By the end of 2009 HTC had completely exited the ODM business to focus into their own brand. So, what is HTC’s competitive advantage now they have their own brand, in such a competitive business? According to chairwoman Cher Wang ”The HTC Competitive advantage lies in its flexibility to operate without a dependence on any one mobile operating system. We can use any operating system we want. We are able to make things different from our rivals on the second or thirds layer of a platform”.

I agree with her, in the sense that being able to collaborate with different OS providers, as well as choosing which one do you work with provides a huge flexibility to HTC. The issues related to the OS will be later discussed in this paper. The other competitive advantage I would like to remark is the highly innovative profile of HTC since its foundation. Created and run by engineers, its R&D expense is one of the highest of the industry –a 31. 77% of the operating income in 2008-.

Having a high expense it doesn’t mean anything by itself, but related to the high innovative product portfolio they offer it shows how important R&D is for HTC. However, HTC has to face great challenge. I would highlight 3 major vulnerabilities from HTC. The first on is related to being a relatively new company, created in 1997, and more specifically a new brand. Despite being well renowned as an ODM in the business, it was never presented to consumers before 2006. And having a brand name supposes huge marketing and sales expenses.

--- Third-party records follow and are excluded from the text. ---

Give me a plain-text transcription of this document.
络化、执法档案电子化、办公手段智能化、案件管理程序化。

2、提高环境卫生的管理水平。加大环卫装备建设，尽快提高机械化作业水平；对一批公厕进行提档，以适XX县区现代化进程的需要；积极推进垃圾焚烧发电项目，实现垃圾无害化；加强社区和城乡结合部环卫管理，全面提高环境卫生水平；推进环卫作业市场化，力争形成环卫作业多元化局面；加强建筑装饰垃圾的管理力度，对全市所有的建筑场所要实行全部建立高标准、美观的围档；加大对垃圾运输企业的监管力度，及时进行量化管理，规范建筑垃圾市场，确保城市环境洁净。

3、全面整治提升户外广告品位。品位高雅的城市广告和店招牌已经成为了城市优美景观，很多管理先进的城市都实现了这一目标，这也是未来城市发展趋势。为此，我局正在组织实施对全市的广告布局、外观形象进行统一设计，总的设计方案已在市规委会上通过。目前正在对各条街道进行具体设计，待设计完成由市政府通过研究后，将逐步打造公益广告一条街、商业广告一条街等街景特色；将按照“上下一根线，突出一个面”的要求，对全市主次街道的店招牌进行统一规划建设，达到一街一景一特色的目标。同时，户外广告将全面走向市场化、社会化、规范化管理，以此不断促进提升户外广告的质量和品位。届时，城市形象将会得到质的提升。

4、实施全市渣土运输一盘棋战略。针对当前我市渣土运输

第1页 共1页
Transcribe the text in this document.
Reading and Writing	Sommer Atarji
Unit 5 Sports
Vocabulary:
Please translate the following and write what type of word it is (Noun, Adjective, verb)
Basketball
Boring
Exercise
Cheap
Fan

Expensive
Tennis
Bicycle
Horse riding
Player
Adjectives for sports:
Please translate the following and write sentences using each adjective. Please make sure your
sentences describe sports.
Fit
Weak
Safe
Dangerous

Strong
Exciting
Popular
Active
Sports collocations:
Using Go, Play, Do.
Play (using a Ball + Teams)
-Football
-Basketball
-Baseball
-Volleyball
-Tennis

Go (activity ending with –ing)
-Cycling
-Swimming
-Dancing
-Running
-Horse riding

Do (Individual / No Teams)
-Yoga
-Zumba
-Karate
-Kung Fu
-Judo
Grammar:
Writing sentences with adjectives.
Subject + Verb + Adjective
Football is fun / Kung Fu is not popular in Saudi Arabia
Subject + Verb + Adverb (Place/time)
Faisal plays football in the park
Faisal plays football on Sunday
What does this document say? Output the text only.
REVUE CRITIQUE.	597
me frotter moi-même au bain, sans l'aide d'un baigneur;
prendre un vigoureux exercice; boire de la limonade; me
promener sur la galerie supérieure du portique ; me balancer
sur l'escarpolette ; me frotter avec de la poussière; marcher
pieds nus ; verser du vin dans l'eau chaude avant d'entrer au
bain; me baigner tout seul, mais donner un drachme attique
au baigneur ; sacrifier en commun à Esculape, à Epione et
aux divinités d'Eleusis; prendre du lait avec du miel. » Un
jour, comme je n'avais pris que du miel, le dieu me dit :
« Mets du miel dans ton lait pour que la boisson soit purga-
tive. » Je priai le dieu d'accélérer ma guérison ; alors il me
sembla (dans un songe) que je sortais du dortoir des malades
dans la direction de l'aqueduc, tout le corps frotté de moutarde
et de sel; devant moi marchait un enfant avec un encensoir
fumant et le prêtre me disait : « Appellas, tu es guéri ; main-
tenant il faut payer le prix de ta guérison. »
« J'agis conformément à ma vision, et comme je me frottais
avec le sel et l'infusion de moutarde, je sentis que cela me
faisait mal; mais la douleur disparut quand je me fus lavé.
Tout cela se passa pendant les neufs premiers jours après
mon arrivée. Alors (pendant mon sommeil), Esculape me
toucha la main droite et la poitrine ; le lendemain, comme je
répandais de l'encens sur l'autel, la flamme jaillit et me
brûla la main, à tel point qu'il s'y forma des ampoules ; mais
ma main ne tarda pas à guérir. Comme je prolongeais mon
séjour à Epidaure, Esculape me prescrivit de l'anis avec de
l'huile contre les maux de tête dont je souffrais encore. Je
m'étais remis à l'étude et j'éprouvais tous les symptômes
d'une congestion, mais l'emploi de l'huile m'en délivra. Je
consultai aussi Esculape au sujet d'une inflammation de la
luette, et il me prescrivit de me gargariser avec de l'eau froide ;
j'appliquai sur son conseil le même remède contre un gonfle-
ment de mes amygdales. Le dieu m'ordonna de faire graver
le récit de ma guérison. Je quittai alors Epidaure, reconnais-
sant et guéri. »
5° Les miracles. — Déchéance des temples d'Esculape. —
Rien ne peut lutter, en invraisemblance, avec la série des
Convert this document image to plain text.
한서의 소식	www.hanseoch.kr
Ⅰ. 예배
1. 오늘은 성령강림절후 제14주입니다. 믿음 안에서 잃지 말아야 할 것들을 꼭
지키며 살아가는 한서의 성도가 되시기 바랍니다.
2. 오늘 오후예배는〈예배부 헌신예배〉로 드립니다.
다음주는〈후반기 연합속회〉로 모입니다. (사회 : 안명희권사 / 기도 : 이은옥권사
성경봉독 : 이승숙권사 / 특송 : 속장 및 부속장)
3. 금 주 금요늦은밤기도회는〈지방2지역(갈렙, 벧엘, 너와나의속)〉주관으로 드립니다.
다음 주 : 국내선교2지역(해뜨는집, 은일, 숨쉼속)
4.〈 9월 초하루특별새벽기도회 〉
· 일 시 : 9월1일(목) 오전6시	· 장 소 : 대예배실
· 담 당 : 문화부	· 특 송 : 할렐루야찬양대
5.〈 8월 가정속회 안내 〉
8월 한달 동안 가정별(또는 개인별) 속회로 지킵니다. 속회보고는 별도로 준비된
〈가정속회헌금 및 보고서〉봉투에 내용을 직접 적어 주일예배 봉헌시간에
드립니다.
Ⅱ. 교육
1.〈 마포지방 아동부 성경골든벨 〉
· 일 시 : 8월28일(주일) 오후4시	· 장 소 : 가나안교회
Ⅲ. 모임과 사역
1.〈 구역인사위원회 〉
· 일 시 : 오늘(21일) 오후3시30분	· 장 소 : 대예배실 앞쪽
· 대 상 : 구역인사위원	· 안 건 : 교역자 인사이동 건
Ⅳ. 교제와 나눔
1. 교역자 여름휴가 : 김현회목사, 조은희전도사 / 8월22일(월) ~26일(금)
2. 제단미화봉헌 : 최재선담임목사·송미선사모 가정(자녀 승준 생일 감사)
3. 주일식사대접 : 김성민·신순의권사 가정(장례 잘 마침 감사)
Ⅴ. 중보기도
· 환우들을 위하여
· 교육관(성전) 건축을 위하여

The second challenge HTC has to face, closely related to being a new brand, it’s its low market penetration in the US, one of biggest market for smartphones until today. According to the data provided in the case study in 2008 only a 2% of U. S. mobile phone users would choose HTC as first brand. This is clearly a disadvantage for HTC. Nevertheless, they are stronger in Asia, including China, a region where mobile shipments are expected to grow a lot in the next years specially compared to U. S. nd European market saturation. Finally, another weak spot for HTC is related to their cost structure. The company is trying to achieve greater economies of scale to be able to both lower the prices –and so expand their consume base- and increase their margins. To achieve this goal HTC could increase their market share. But as this is not easy to do, what HTC definitely has to do is increase the portion of common components across its portfolio, so they have a higher bargain power with their suppliers.